Ultraviolet is not out in the USA yet, and I got the UK version.
Let's start this review by saying that this book was the first I read on the neurological condition called Synesthesia. I knew about synesthesia before, I'm a borderline sound-color syn ,and I was thinking of writing a book on it, but then I came across Ultraviolet.
Honestly, the first half of this book is just AMAZING. Alison Jeffries, as the protagonist, is intensely relatable, and we find ourselves completely hooked in her story. Alison and her relationship with her family is what I thought was the real moving point of this story. Oh, there's a missing girl who Alison claims spontaneously combusted, there's a hot psychiatrist named Sebastian Faraday, there's an interesting pyromaniac and lots of other characters who aren't the usual stereotypical young adult types, but it is Alison and her mother, their rather complex relationship that I felt touched me the most.

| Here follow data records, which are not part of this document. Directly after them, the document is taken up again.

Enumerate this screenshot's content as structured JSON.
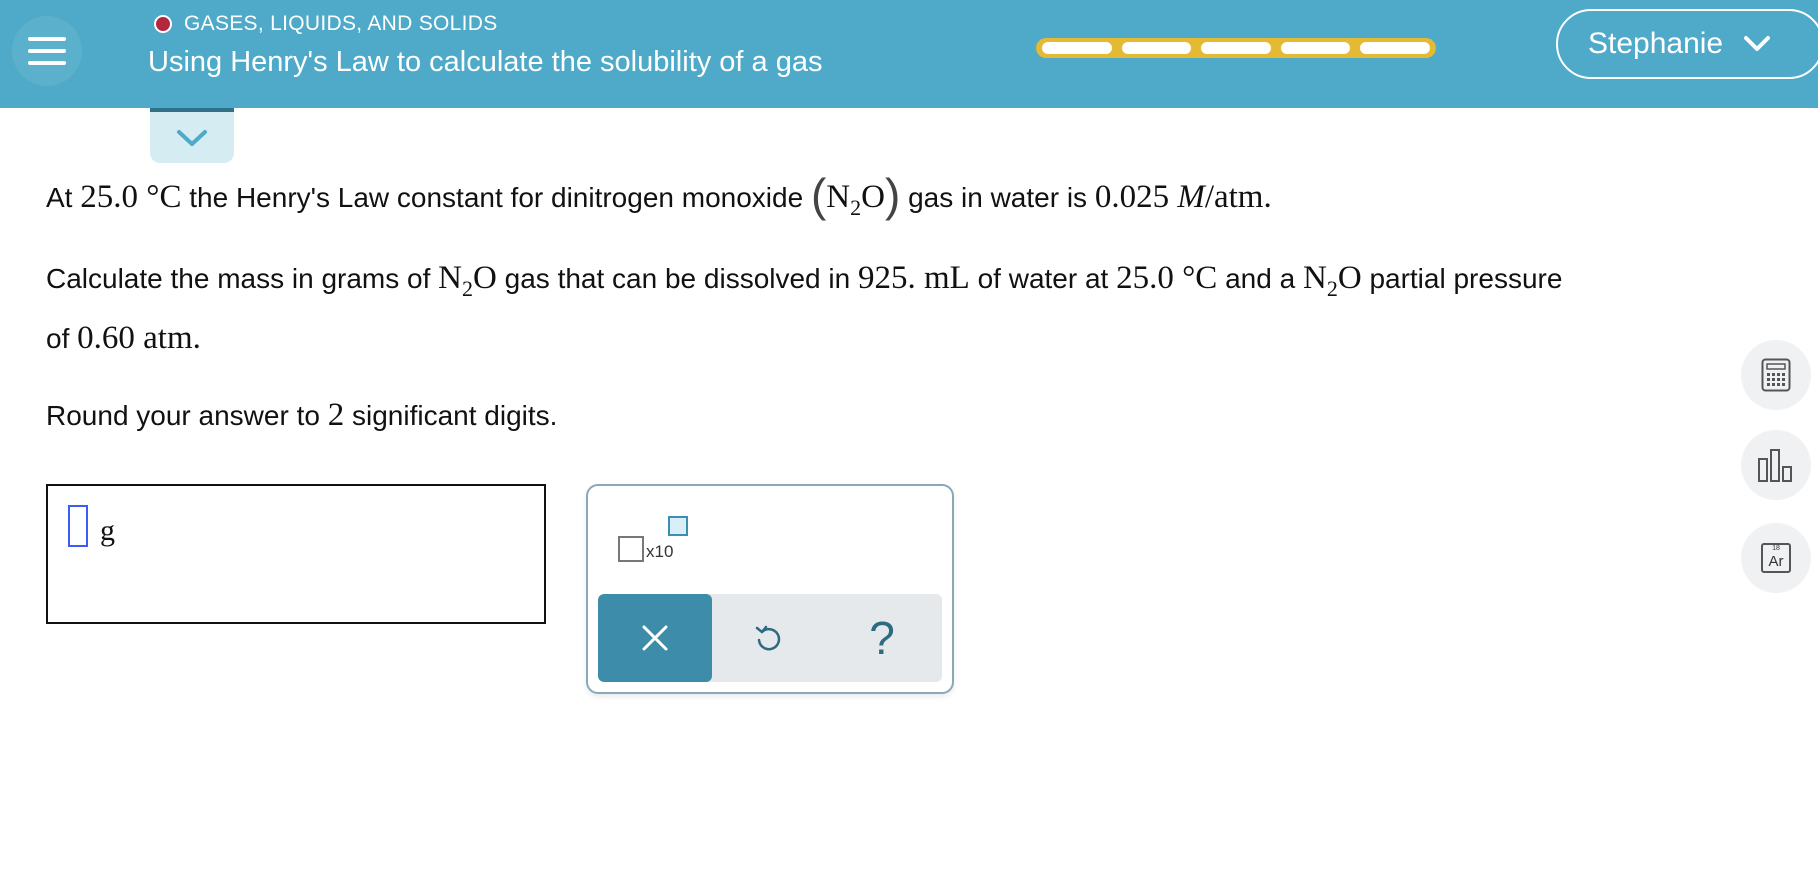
{
  "header": {
    "topic": "GASES, LIQUIDS, AND SOLIDS",
    "title": "Using Henry's Law to calculate the solubility of a gas",
    "user": "Stephanie",
    "progress_segments": 5,
    "colors": {
      "bar": "#4eaac8",
      "topic_dot": "#b3283e",
      "progress": "#e4b934"
    }
  },
  "question": {
    "p1": {
      "a": "At",
      "temp": "25.0 °C",
      "b": "the Henry's Law constant for dinitrogen monoxide",
      "n": "N",
      "n_sub": "2",
      "o": "O",
      "c": "gas in water is",
      "k_val": "0.025",
      "k_unit_m": "M",
      "k_unit_rest": "/atm."
    },
    "p2": {
      "a": "Calculate the mass in grams of",
      "n": "N",
      "n_sub": "2",
      "o": "O",
      "b": "gas that can be dissolved in",
      "volume": "925. mL",
      "c": "of water at",
      "temp": "25.0 °C",
      "d": "and a",
      "n2": "N",
      "n2_sub": "2",
      "o2": "O",
      "e": "partial pressure",
      "f": "of",
      "pressure": "0.60 atm."
    },
    "p3": {
      "a": "Round your answer to",
      "digits": "2",
      "b": "significant digits."
    }
  },
  "answer": {
    "value": "",
    "unit": "g"
  },
  "keypad": {
    "sci_label": "x10",
    "clear_icon": "close-icon",
    "undo_icon": "undo-icon",
    "help_label": "?"
  },
  "tools": {
    "calculator_icon": "calculator-icon",
    "data_icon": "bar-chart-icon",
    "periodic_number": "18",
    "periodic_symbol": "Ar"
  }
}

Alison has been different all her life. She attaches names with colors, with taste, with sound. She sees colors for sound, for pain. She hears the songs of the stars. Such a premise lets Anderson write a beautiful viewpoint for Alison. Her world is at once more terrifying and more beautiful than ours could ever be. Victoria is the popular girl in school, but she is a cliche breaker. She's not exactly beauty without brains, and she's not exactly a bitch, either. Alison made her combust spontaneously. Or at least that's what Alison thinks.
Dumped in a psychiatric facility and convinced of her sanity, Alison fights against her doctor and her parents for release from the facility. Here again, the persepective in which Alison sees her mother is interesting. She loves her Mom, and we can completely relate to this feeling, and we just keep rooting for everything to become all right in the end.
Sebastian Faraday as Alison's "psychiatrist" is interesting. Especially because he clears a lot of things up, ties up a lot of loose ends. And, oh yeah, his violet eyes help too. Anderson uses some real good prose to describe Faraday. If I remember right, Alison thought his voice was like "Dark chocolate over velvet". Okay, yum!
My main problem with Ultraviolet was that it took something like a 180 degree turn in the latter half of the book. I expected something paranormal or sci-fi because people don't just, you know, disintegrate. But I didn't expect aliens, abandoned spacestations and time-warps/ wormholes. I'd have actually liked this book to just be about Alison's acceptance of herself, and more importantly, her family's acceptance of her.
But you should read this book. Because first of all, it's sort of informative about some neurological conditions. And second, it is BEAUTIFULLY written.
I learned that Ultraviolet will have a sequel, tentatively named "Quicksilver" which is shocking because I was so sure this book is a standalone! I did NOT expect Quicksilver. I'd actually have been happy with this book's sweet, slightly bitter and altogether gorgeously written ending.